Finding out I hated journalism. By high school, I had decided that journalism was “how to get a job” writing. As it turned out, I hated journalistic writing. I couldn’t write anything without turning it into a human interest story. I could follow the grammatical rules of journalism, but not the hurried-deadline-driven-no-room-for-emotion-rules. Halfway through the semester, I felt lost.

Luckily, we attended a conference where I joined my peers in entering some contests. I got second place in copyediting. Turns out, I did have a place in journalism — editing — and that’s what I did for the rest of the semester. The teacher sat me in a desk next to his, students brought us their stories, and we edited.

Meeting my match. Kretch spent most of his childhood reading and collecting, like, a hundred books (which we have now moved and reshelved half a dozen times…). It was one of the things I noticed about him when we were still in school — he was always reading during class. Always. Kretch loves big ideas, talking about them, and reading, reading, and more reading. I love writing, listening to people tell stories, and telling stories. Needless to say, we barely give each other enough room to have the floor, but when we actually work together, it’s a blast.

Editing and blogging for the campus newspaper. I made my best attempt to avoid journalism in college…except I had friends on newspaper. So…I ended up on newspaper — editing, of course. I hated it, and I kind of liked that I hated it. I had a whole cranky I-don’t-like-this-leave-me-alone persona going, which was fun to try on. What I actually did enjoy was travel blogging for my newspaper credit the semester I studied abroad.

So. Many. Post-Its. Before smartphones, I had a very scattered system of tiny papers, which I wrote on everywhere and it all somehow made sense to me. (It still does). However, taking random writing notes in my phone has proved wildly more effective. But I still have the remnants of tiny notes scrapped at the bottom of every purse, pouch, tote, backpack, pocket, decorative bowl, passenger seat, drawer, and even many a pillow case I’ve come in contact with. Yes, those inspired musings are all still there, except now they’re covered in breastmilk.

17 journals…and counting. In grade school, I started keeping a journal — or “notebook” (I rarely called them diaries because I thought that was too girlie) — when we moved. Looking back, I think writing was therapeutic for me at the time — and it continued to be therapeutic for me.

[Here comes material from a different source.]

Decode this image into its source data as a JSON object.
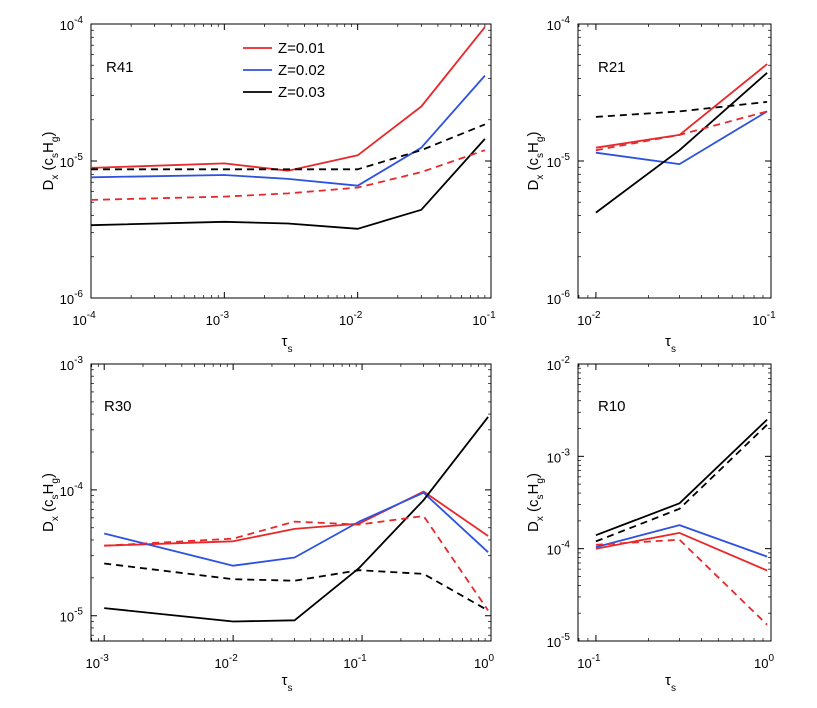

In middle school, I realized there were things from early grade school I couldn’t remember and it scared me. I developed a fear of forgetting about my own life (and I would learn later that memories are often highly inaccurate), so my record-keeping became more intense through high school. On one hand, it was a bit much as any of my high school friends could probably tell you (yes, I still have all my planners), but on the other hand, I developed a skill for observation and tracking conversations (another writer-counselor overlap) that has served me well.

The Earth Day Purification Sweat Lodge experience. I left this amazing experience thinking, “All right, now I’m ready to give birth — to babies and books!” And that’s what I did. Nothing like sending an intention out into the universe through ritual and community.

Giving birth. There’s a quote (probably many quotes — and I can’t seem to find the exact one I’m thinking of) about how closely giving birth overlaps with death. That was true for me, but it’s also true for women whose deliveries aren’t so complicated. In creating life, we create death — whether the two are separated by a short thread or by a long, running tapestry. I always thought giving birth and having children would make me want to write less, but it hasn’t. I thought it would reveal who I really was — and it did. But, it turns out, I already knew.

In a million moments throughout my life, I have dreamed of publishing, and in giving birth (and briefly holding death’s hand) scale finally tipped to stop putting it off. Because, well, this is who I am for better or worse, and if having a child doesn’t change that, then it’s time to listen. If I can put my child out into the world, I can put my writing out there, too; for me, these two things have always been spiritually linked.